Shares of ICICI Lombard General Insurance Company tumbled 15% on Thursday, putting the stock on course for its steepest single-day decline in more than six years after brokerages slashed target prices following the company's weaker-than-expected June quarter earnings.
The stock plunged to a fresh 52-week low of Rs 1,544.60 on the NSE. If the losses hold through the close, it would mark ICICI Lombard's worst single-day decline since the COVID-19 market crash in March 2020, when the stock had fallen about 18% in a single session.

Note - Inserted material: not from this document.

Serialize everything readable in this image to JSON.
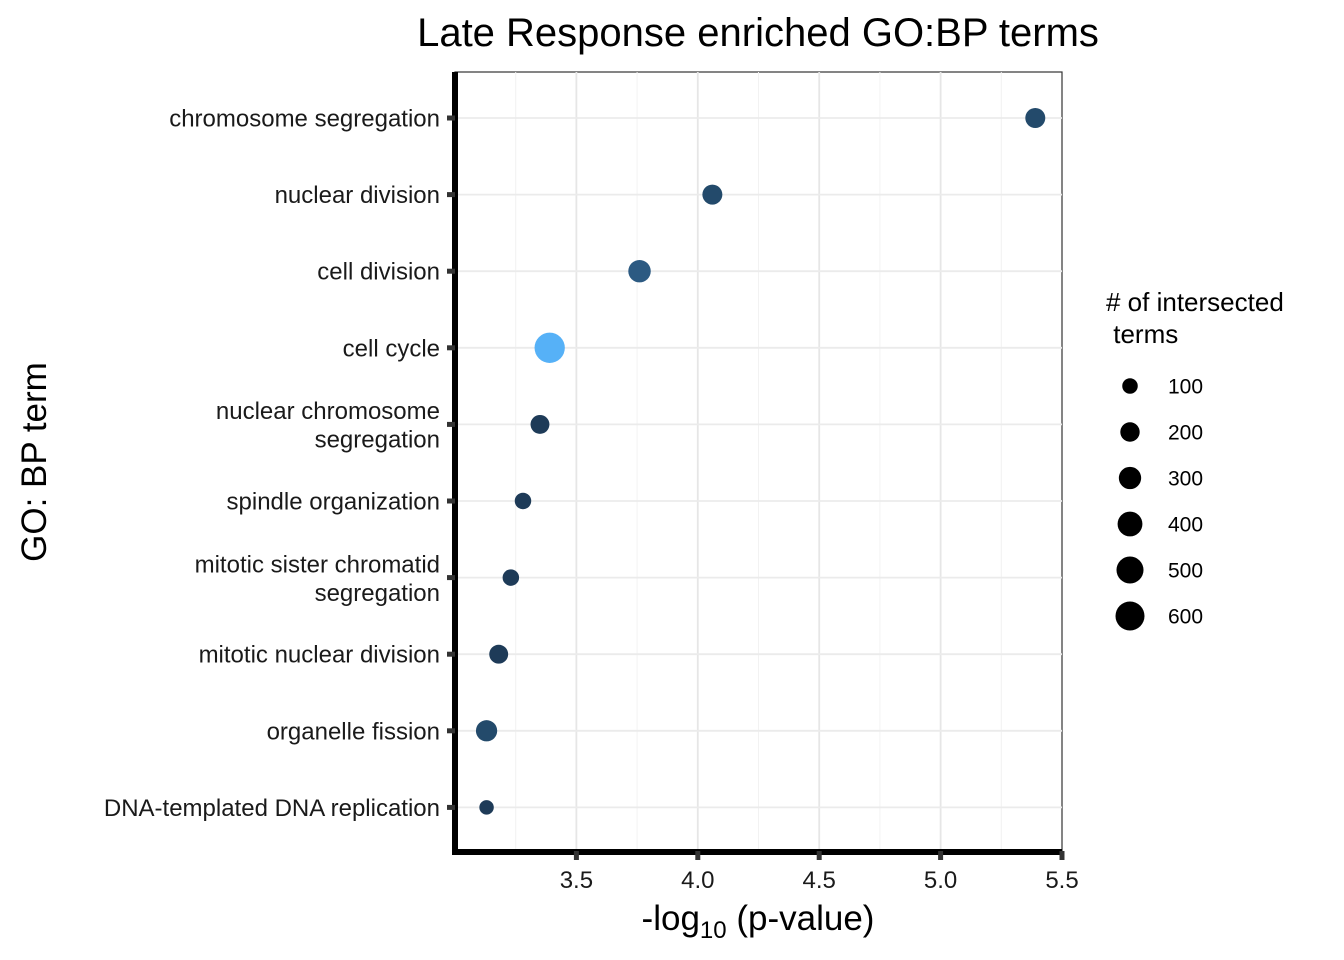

The insurer on Wednesday reported a 46% year-on-year (YoY) drop in net profit to Rs 403 crore for the April-June quarter of FY27, hit by two large fire insurance claims and the impact of a Supreme Court judgment on its motor third-party portfolio. Here’s what brokerages said about the company’s earnings print and what lies ahead.
Also read | ICICI Lombard Q1 profit slumps 46% to Rs 403 crore on fire claims, SC verdict impact
Nuvama on ICICI Lombard share price
Nuvama in its note warned of an 'industry-wide threat', which is high Combined Operating Ratio (CoR) for the general insurance sector. It noted that gross direct premium income (GDPI) and gross written premium (GWP) growth moderated to just 7.5% and 10.0% YoY, respectively, as growth slowed in the fire business due to competitive pricing.
The fire line industry-wide fell 27.8% in Q1, with ICICI Lombard General Insurance declining more sharply at around 32% as it prioritised underwriting discipline over volume. The company’s management attributed the fire pricing pressure to a "relative soft reinsurance renewal" cycle.
Coupled with a high combined ratio in the motor segment, the industry loss ratio deteriorated to 128% in FY26 versus 123.5% in FY25; unit economics in motor third party (TP) are sub-optimal with capital limited to absorb further losses, Nuvama said. While ICICI Lombard's motor book is split roughly 50:50 between own damage (OD) and TP versus industry-typical 40:60 skew toward TP that structurally reduces its relative exposure to TP-related shocks, it added.
The brokerage said that the company’s overall loss ratio expanded 336 bps YoY to 76.4% mainly driven by motor and fire segment. Lower-than-expected investment income further dragged APAT. “Given potential industry-wide constraint in underwriting motor TP, we are cutting FY27E/28E APAT by 21.1%/11.7%,” it added.
Nuvama downgraded its rating on the shares of ICICI Lombard to ‘Reduce’ and slashed its target price by more than 29% to Rs 1,660 apiece. This implies a downside potential of more than 8.5% over the stock’s previous closing price.
Motilal Oswal on ICICI Lombard share price
Motilal Oswal noted that the company’s profit and CoR significantly missed estimates, while gross written premium growth at 10% YoY was in-line. It noted that the sharp decline in net profit was led by weak underwriting performance and lower-than-expected investment income.
The domestic brokerage maintained our NEP estimates but cut its profit estimates by 14% and 11% for FY27 and FY28, respectively. It increased its CoR estimates by 80bp and 20bp for the two financial years, considering the Q1 FY27 performance with respect to claims.
Motilal Oswal downgraded its rating on the shares of ICICI Lombard to ‘Neutral’ and reduced its target price to Rs 1,960 apiece, implying an upside potential of more than 8% from the stock’s previous closing price.
Emkay on ICICI Lombard share price
Emkay noted that ICICI Lombard reported a weak set of numbers—worse YoY and a big miss on estimates. “Amid a difficult operating environment—with no motor TP tariff hike in yet another year and intensified competition in commercial lines—a couple of negative one-offs made the quarter worse: Rs1.65bn of prudential provisions due to the recent Supreme Court rulings on Motor TP compensation for homemaker victims and Rs 0.63bn of losses in the fire segment,” the brokerage said.
ICICI Lombard remains among the best franchises in the sector, with far superior operating and financial metrics, Emkay however said, while adding that it sees the competitive dynamics and regulatory scenario as less favorable for profitability in the near term.
The brokerage maintained its ‘Add’ rating on the shares of ICICI Lombard, but reduced its target price by more than 9.5% to Rs 1,900 apiece. This implies an upside potential of around 5%.